■ Jane B. Cadalig
Ninety-eight year-old William Pasiwen was only 18 when World War II broke out. At a young age, he responded to the call to defend his country by serving as a messenger for the U.S. soldiers.
At his advanced age, however, he could still recall the challenges he and his colleagues endured during those difficult times in the world history.
“We were captured four times. One of those was when we were delivering food at dawn for the Allied forces in the forest of our hunting ground between Abra and Mountain Province, but we managed to escape at night by swimming through the river,” he said.
Pasiwen’s story and that of the other WWII veterans is among the narratives showcased in an exhibit mounted by the Philippine Veterans Bank (PVB) at SM Baguio, which aims to bring the stories of how Filipino soldiers fought for the country during the Second World War closer to the public.
PVB brought the exhibit dubbed, “War of Our Fathers” at the SM Upper Ground Floor in a bid to make more people appreciate the roles played by Filipino soldiers in WWII. It will run until Oct. 17.
PVB Director Reynaldo Velasco said the exhibit showcases the historical significance of WWII and is one of their ways of educating the public of the critical role played by Filipino soldiers in helping the country attain its freedom from Japanese occupation.
SM Asst. Mall Manager Lani Delovino said with the exhibit being held at the mall, they hope more people, regardless of their age, will be able to appreciate the WWII veterans and honor their sacrifices that led to the freedom enjoyed by many to this day.

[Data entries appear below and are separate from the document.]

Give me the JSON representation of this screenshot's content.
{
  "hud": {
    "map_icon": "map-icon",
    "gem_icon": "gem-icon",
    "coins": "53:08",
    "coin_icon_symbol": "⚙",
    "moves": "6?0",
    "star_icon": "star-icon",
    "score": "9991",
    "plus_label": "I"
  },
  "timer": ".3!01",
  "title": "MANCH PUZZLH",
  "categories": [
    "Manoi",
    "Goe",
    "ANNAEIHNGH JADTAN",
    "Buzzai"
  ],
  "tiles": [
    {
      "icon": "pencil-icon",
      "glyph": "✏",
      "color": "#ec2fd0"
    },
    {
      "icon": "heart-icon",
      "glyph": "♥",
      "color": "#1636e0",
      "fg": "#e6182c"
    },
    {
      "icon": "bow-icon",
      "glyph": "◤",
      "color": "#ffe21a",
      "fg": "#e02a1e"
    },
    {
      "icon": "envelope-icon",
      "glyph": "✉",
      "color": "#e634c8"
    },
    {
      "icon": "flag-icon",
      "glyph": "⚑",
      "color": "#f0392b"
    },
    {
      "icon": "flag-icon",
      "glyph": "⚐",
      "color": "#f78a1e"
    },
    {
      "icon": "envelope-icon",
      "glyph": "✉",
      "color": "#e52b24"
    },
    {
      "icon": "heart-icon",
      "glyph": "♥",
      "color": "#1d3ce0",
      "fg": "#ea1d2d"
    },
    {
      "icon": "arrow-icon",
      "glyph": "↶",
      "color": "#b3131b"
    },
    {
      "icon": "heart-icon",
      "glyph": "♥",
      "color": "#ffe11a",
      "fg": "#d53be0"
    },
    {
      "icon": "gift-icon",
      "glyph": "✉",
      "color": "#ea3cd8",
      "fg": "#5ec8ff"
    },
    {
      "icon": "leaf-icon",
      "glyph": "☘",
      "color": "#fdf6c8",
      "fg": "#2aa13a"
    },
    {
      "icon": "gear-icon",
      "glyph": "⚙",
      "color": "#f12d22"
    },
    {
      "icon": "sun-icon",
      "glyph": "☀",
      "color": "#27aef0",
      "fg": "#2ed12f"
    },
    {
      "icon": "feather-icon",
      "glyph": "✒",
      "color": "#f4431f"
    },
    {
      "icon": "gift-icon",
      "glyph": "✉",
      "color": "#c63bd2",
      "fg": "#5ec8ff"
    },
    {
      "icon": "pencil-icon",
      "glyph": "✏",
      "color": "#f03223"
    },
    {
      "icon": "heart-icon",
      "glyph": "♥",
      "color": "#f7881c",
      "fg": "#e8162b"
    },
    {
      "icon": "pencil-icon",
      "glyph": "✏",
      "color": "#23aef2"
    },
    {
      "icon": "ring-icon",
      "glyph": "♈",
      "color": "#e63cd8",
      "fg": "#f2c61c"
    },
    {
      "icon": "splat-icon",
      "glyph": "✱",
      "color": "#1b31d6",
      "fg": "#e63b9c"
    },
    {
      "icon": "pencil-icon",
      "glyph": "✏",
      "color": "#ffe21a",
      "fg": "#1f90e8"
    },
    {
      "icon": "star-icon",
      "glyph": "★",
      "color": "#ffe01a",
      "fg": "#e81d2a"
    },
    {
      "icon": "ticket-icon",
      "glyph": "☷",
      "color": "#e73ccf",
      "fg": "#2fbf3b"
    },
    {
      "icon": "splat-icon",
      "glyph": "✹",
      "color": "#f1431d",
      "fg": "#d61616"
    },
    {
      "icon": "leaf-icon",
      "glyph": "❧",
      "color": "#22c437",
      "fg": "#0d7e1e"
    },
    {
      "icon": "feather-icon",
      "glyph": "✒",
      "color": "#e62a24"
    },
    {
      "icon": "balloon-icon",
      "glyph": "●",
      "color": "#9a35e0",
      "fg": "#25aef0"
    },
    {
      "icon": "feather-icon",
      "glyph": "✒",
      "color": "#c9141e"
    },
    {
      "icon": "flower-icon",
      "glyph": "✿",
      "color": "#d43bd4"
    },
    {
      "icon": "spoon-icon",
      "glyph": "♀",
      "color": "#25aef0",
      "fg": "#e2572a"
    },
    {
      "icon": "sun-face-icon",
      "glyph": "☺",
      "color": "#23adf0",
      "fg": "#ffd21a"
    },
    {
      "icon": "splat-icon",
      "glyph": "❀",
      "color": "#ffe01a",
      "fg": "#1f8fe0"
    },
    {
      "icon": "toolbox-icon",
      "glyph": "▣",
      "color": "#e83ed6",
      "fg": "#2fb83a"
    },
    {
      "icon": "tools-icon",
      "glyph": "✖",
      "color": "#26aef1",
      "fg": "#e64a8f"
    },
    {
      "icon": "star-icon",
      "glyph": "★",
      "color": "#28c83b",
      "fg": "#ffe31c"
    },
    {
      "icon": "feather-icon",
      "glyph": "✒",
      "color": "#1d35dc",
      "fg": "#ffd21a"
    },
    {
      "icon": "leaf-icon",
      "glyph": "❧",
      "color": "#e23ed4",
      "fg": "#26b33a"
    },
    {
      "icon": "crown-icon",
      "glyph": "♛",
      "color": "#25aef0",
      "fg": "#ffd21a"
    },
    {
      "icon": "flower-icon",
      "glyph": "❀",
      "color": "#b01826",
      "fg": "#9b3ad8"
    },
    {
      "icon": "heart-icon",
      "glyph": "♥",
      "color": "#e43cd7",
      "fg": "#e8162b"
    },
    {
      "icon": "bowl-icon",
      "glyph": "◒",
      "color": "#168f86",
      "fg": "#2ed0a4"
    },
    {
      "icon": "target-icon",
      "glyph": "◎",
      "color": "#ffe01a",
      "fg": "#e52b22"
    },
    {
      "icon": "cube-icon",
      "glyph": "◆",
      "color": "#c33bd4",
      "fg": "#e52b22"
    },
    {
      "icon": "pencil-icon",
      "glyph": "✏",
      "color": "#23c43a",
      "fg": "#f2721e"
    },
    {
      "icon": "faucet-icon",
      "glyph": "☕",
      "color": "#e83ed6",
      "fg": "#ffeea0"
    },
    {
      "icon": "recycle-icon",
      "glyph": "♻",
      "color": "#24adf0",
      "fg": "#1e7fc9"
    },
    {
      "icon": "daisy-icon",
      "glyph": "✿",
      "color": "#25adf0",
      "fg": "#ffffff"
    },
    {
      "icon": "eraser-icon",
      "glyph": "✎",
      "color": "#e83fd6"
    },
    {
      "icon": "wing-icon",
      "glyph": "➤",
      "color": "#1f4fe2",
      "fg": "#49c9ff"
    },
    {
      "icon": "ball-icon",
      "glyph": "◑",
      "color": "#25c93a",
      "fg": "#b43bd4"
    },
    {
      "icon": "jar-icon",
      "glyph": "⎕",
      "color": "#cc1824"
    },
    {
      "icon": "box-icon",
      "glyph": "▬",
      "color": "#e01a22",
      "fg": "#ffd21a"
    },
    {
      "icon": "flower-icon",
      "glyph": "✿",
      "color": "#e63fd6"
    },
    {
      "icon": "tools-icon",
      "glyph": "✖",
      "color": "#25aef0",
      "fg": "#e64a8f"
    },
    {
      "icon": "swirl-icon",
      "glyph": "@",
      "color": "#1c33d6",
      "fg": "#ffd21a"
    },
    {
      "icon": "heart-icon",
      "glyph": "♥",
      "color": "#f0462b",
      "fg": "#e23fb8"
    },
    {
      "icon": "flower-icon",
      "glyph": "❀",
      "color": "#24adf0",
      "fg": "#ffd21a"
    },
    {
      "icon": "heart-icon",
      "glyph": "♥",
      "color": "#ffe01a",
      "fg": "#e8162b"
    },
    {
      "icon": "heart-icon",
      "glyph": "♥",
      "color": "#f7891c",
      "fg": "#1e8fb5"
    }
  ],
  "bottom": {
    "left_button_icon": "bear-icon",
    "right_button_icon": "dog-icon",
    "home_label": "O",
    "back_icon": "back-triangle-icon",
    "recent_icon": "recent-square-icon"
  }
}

The travelling exhibit was first mounted at the Baguio Convention and Cultural Center and at the Philippine Military Academy. It has 52 panels of photographs and stories of WWII, including artifacts and war memorabilia.
The exhibit also has panels showcasing Baguio City’s role in WWII. Some historians consider the city as the site where the Second World War began and ended with the carpet bombing by the Japanese army of Camp John Hay, then a U.S. military base, and the signing of Gen. Tomoyuki Yamashita of the deed of surrender, also at CJH.
As a veteran who did not hesitate to defend his country’s freedom, Pasiwen has an advice for today’s youth: “Develop their love for the country. They should be loyal and faithful in preserving freedom and democracy and should always be ready to help the government maintain peace and order.”